Zo bv. in Quand les cathedrales étaient blanches waarin hij over een reis naar Amerika schrijft, en door de Newyorkse wolkenkrabbers een aantal van zijn ideeën over de hoogbouw bevestigd ziet. Zijn Franse tegenstanders hadden tegen deze ideeën namelijk het stupide bezwaar naar voren gebracht, dat liften het wel eens niet deden. Hij vertelt dan ook triomfantelijk over de Amerikaanse liften, die het ALTIJD doen. Maar, (blz. 89, voetnoot): ‘Ik had pas deze regels geschreven, gewijd aan de verworven zekerheden over het vertikaal verkeer. Precies de volgende dag komen de kranten in Parijs uit met de koppen: “LIFTBEDIENDEN IN NEW YORK STAKEN!”.
Het leven van Manhattan is dus stilgelegd! Ik incasseer de slag. Mijn vrienden zeggen tegen me: “Hebt u gelezen?” Ik heb nagedacht, en ben niet van mijn stuk gebracht. Men moet de dingen niet door elkaar halen. Ik had geconstateerd dat de architectonische revolutie voltooid was door de moderne technieken. Dat gaat mij aan. De verworven zeker, heden stellen mij in staat mijn onderzoekingen voort te zetten. Zijn de liftbedienden aan het staken? Dat is de sociale revolutie. Stakingen, nuttige werktuigen tot revendicatie. De liftbedienden verdienen niet genoeg? Wat kan de mechanica daar aan doen! DE ‘CITY’ en haar zakenleven ligt stil?
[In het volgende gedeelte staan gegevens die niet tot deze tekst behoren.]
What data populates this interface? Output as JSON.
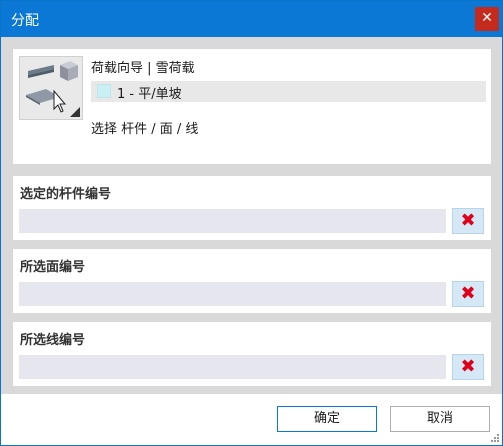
{
  "window": {
    "title": "分配",
    "close_glyph": "✕"
  },
  "header": {
    "wizard_label": "荷载向导 | 雪荷载",
    "load_case": "1 - 平/单坡",
    "select_hint": "选择 杆件 / 面 / 线",
    "load_swatch_color": "#c9f1f4"
  },
  "groups": [
    {
      "title": "选定的杆件编号",
      "value": ""
    },
    {
      "title": "所选面编号",
      "value": ""
    },
    {
      "title": "所选线编号",
      "value": ""
    }
  ],
  "footer": {
    "ok_label": "确定",
    "cancel_label": "取消"
  },
  "icons": {
    "clear": "✖",
    "clear_color": "#e0001a"
  }
}
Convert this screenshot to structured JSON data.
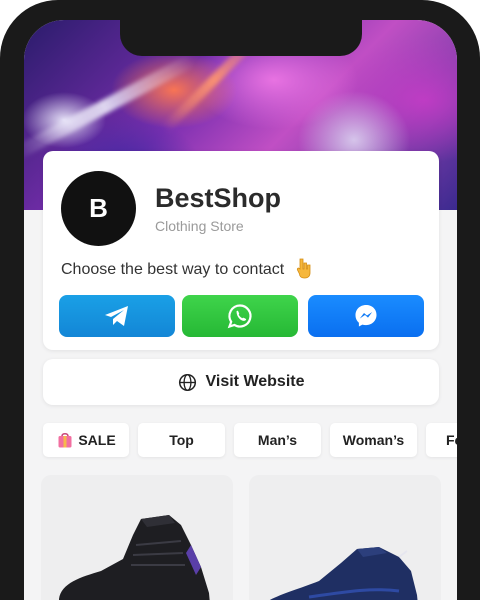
{
  "shop": {
    "avatar_letter": "B",
    "name": "BestShop",
    "category": "Clothing Store",
    "prompt": "Choose the best way to contact",
    "prompt_emoji": "pointing-down-emoji"
  },
  "contact": [
    {
      "id": "telegram",
      "icon": "telegram-icon",
      "color": "#1a96e0"
    },
    {
      "id": "whatsapp",
      "icon": "whatsapp-icon",
      "color": "#2fc23d"
    },
    {
      "id": "messenger",
      "icon": "messenger-icon",
      "color": "#0f7af5"
    }
  ],
  "website": {
    "label": "Visit Website",
    "icon": "globe-icon"
  },
  "categories": [
    {
      "label": "SALE",
      "icon": "shopping-bag-icon"
    },
    {
      "label": "Top"
    },
    {
      "label": "Man’s"
    },
    {
      "label": "Woman’s"
    },
    {
      "label": "Fo"
    }
  ],
  "products": [
    {
      "icon": "black-sneaker-image"
    },
    {
      "icon": "navy-running-shoe-image"
    }
  ]
}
Het is een feit, een bewijs dat de economische en sociale organisatie niet voldoet. (...) Ik ga zelfs verder: het is goed dat dit soort “ongelukken” zich voordoen, Onze steden, onze ‘villes radieuses’ KUNNEN NIET GEBOUWD WORDEN op basis van het huidige sociaal bestel. De geest van de nieuwe tijden moet zich werpen op de verouderde, wrede, onmenselijke organisatievormen. De nieuwe tijden zijn aangebroken! We zullen het duidelijk merken aan de revoluties die nog komen zullen.” Le Corbusier heeft de weg geopend. Het enorme ideeënkapitaal die hij en andere stedenbouwers verzameld hebben zal onder het socialisme zijn toepassing vinden. Zijn kreet ‘DOOD AAN DE STRAAT’ zal voor de stedenbouw het equivalent blijken te zijn van het ‘Proletariërs aller landen...’ voor de arbeidersbeweging. Maar misschien zal men aan de hand van zijn werk onder het socialisme op een veel hoger peil starten met de stedenbouw dan hijzelf ooit had durven dromen.